Inspirou-se em exemplos norte-americanos como DJ Khaled, conhecido por desenvolver canções com inúmeros convidados ilustres, promovendo colaborações entre artistas que nunca tinham partilhado uma faixa — mesmo que nem seja o próprio a compor o instrumental. Reviu-se em produtores que fazem os seus próprios espetáculos megalómanos, convocando os seus amigos rappers e cantores, como Metro Boomin. Percebeu a força da marca própria de um produtor de topo como DJ Mustard. E acima de tudo compreendeu que havia uma “cadeira vazia” para essa figura emergir no mercado português. Ao longo dos últimos anos, fez tudo para a transformar num trono com o seu nome.
Esse processo foi meticulosamente preparado, de forma estratégica, a cada passo que dava. Nas atuações por festivais ou festas académicas em que é invulgarmente comunicativo com o público, no protagonismo que tem nos videoclipes, no programa More Bars que conduziu na rádio Cidade FM, no trajeto que o levou a fazer o espetáculo de abertura da Supertaça Cândido de Oliveira no verão de 2024. Hoje, soma 650 mil ouvintes mensais no Spotify, um número que o coloca na lista dos artistas mais ouvidos de Portugal.
Ao afirmar-se como um produtor-estrela, também tem vindo a desconstruir o próprio conceito de “produtor”. Na música, é historicamente a figura que sugere ou toma decisões criativas com o artista para que uma canção ou um disco atinja a sua melhor versão possível. No contexto do hip hop, como essa figura não existia nos primórdios do género mas era formalmente esperado que se preenchesse essa função quando se editava um disco, o termo ficou associado ao compositor, ao autor do instrumental, muitas vezes também designado como beatmaker, que tradicionalmente não era o artista principal — esse lugar pertencia ao rapper.

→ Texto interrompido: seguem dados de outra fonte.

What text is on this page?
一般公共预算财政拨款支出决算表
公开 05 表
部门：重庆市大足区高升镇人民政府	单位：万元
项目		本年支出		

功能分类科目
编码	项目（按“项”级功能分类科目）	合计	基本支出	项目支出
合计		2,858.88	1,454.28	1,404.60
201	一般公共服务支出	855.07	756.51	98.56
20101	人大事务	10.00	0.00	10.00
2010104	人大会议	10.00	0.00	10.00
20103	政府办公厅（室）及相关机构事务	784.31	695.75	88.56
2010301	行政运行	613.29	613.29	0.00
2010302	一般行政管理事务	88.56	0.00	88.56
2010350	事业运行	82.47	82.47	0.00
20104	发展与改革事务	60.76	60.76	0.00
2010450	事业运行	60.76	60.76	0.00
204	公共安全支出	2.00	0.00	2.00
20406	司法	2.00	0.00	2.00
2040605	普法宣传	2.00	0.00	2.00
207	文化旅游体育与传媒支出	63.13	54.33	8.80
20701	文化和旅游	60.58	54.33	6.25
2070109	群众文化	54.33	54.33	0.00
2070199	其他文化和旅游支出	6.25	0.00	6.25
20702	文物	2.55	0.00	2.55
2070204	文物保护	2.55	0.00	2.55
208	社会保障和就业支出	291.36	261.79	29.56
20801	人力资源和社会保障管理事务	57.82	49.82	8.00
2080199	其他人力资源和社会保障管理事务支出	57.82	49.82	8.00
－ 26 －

Ora, ao trabalhar com outros compositores (Di Cicilia e Ungari são os mais frequentes nos créditos) e instrumentistas, Mizzy Miles acaba por ser mais produtor no sentido tradicional da palavra. É o maestro de uma orquestra — definida pelo próprio — que vai mais para a esquerda ou para a direita consoante a sua visão artística.
“Não sou tecnicamente bom em tudo. Não sei tocar nenhum instrumento, mas se precisar de uma guitarra ou de um piano, chamo os músicos e digo-lhes: tenho este BPM [batidas por minuto], esta estética, eles vão tocando e eu vou dizendo ‘muda isto, muda aquilo’. Isto é produzir. E também é dar oportunidades, delegar funções, abrir portas, dar luz a outras pessoas. São coisas que se semeiam e que realmente brotam, dão os seus frutos”, explica Mizzy Miles, que privilegia a colaboração embora assuma sempre a liderança criativa. “No final, tenho o material todo e monto tudo ao meu gosto, com os volumes certos, com a minha mistura. Mas não é tudo sobre mim. Sou o maestro por trás disto, mas olha as pessoas que me ajudaram. Essa também é uma missão. E depois cada um deles faz o seu caminho, pelo menos já lhes dei esse empurrão: baza do ninho, voa!”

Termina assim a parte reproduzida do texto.